383072 Modeling of Alternatives for Recovering the Exhaust Heat from a Gas Turbine Power Plant of Ecopetrol
The current electrical energy demand in GEC-Ecopetrol is 200 MW and an increase of about 240 MW is expected in the next 10 years for new oil wells and enhanced oil recovery. To satisfy part of this new demand, GEC-Ecopetrol is planning to improve the efficiency of the existing power generation facilities and to use a new natural gas source that has become available in Termosuria, one of the main GEC-Ecopetrol power plants. Currently, Termosuria has a gas turbine producing between 34 - 37 MW by a simple Brayton cycle. However, gas turbines in simple cycle are limited by their thermal efficiency, achieving up to 40%. The main energy loss in gas turbines is the heat contained in the exhaust gases, which have a temperature of 840°F in Termosuria. This stream can be used to generate more power by adding a steam Rankine cycle to the process. Generally, the implementation of this combined cycle (CC) results in up to 60% global efficiency increase.

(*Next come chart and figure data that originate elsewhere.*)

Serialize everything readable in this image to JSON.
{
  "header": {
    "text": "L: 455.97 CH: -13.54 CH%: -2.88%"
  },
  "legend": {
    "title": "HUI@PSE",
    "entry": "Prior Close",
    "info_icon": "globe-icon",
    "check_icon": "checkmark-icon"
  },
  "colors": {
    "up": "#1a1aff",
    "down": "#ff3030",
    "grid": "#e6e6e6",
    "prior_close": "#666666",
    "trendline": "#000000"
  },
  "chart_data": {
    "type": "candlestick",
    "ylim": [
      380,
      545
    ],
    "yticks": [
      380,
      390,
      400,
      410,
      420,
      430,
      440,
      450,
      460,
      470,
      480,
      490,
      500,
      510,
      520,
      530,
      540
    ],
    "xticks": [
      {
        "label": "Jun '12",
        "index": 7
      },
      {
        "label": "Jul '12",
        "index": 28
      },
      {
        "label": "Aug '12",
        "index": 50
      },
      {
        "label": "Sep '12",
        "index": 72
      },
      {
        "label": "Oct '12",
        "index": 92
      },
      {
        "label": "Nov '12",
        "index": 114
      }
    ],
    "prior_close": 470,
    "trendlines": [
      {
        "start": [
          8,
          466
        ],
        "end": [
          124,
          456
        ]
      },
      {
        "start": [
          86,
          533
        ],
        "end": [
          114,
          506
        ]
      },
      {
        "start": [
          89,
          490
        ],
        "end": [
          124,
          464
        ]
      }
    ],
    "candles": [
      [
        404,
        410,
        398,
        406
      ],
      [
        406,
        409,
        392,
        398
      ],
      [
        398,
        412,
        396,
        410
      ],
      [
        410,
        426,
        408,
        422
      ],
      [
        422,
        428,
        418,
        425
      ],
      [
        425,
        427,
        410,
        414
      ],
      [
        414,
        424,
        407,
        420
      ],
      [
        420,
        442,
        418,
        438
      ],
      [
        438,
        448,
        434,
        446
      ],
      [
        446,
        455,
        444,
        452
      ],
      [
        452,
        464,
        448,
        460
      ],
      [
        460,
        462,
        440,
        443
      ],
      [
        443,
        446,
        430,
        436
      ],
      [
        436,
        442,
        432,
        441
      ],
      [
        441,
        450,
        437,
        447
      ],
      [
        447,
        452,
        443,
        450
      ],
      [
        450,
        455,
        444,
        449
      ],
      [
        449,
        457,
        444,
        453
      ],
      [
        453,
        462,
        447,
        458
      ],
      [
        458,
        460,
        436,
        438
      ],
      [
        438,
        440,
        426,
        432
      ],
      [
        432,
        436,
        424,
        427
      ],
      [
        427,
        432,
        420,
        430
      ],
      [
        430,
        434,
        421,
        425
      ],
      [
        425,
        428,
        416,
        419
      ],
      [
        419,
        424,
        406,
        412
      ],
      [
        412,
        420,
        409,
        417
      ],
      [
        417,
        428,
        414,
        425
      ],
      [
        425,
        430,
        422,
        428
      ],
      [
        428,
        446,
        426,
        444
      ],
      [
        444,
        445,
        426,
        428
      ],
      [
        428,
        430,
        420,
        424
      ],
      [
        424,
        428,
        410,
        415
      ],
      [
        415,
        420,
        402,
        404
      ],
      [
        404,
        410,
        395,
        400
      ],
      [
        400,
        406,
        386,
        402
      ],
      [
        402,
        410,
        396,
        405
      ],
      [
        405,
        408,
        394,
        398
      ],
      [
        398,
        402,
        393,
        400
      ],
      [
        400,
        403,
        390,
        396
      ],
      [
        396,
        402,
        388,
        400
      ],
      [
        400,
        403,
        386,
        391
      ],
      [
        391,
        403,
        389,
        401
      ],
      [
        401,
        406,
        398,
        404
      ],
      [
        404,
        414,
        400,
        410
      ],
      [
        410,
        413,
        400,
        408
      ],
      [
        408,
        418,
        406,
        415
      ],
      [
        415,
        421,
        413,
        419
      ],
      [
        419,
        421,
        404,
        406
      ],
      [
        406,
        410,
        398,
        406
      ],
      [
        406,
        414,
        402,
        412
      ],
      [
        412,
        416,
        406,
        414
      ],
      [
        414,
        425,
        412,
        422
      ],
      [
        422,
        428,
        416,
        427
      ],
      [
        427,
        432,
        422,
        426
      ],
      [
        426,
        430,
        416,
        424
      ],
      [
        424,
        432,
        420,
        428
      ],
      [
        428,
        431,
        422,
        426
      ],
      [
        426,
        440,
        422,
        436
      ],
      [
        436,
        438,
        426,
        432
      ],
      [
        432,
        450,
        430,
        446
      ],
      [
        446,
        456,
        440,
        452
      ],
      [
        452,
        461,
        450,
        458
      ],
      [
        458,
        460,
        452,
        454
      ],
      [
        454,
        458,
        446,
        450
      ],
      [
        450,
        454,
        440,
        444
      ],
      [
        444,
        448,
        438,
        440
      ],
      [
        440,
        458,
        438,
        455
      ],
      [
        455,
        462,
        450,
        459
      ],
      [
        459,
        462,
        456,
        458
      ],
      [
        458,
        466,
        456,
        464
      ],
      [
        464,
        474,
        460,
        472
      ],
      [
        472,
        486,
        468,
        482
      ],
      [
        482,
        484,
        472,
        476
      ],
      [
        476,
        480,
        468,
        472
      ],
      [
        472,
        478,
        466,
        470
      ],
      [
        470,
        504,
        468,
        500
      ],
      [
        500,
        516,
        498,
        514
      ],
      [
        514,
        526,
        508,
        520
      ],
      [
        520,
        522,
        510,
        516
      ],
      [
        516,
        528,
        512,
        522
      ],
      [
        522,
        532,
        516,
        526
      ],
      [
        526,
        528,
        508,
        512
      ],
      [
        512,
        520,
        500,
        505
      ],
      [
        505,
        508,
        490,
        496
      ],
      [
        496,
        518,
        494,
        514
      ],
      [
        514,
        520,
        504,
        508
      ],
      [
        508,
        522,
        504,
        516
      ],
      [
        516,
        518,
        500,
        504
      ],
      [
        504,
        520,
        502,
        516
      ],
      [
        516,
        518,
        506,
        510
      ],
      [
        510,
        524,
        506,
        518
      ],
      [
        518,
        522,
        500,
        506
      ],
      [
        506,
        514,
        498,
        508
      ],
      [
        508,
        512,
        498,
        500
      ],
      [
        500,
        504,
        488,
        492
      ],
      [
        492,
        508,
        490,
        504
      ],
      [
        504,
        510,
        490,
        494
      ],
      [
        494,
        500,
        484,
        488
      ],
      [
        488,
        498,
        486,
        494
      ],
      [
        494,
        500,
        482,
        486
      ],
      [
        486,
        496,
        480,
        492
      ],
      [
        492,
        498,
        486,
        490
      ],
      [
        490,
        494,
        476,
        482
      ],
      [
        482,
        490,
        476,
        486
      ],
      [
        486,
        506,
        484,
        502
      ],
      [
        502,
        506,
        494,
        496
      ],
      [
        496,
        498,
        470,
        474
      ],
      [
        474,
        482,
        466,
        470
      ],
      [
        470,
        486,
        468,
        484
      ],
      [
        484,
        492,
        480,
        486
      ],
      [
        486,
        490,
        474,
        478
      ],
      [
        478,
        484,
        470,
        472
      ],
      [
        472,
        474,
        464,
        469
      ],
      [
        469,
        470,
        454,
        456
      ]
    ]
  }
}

In this paper, two design alternatives of a new combined cycle are modeled for the Termosuria GE LM6000® gas turbine. Since the Heat Recovery Steam Generator (HRSG) is one of the few non-standardized components of the combined cycle that can be customized, both alternatives are focused on the HRSG design, specifically in the implementation, or not, of a post-combustion burner. The influence of environmental conditions (temperature and humidity) on plant performance is studied by applying a typical daily variation curve, obtained from a monitoring meteorological tower installed near the plant site. The thermodynamic behavior is modeled in Gate Cycle® software and the economic analysis is modeled in VBA-Excel®; both models are integrated by CycleLink® utility. For each alternative, the following indicators of plant performance are calculated, hour by hour, following a typical daily curve of environmental conditions: Generated power, thermal efficiency and cost of electricity (COE).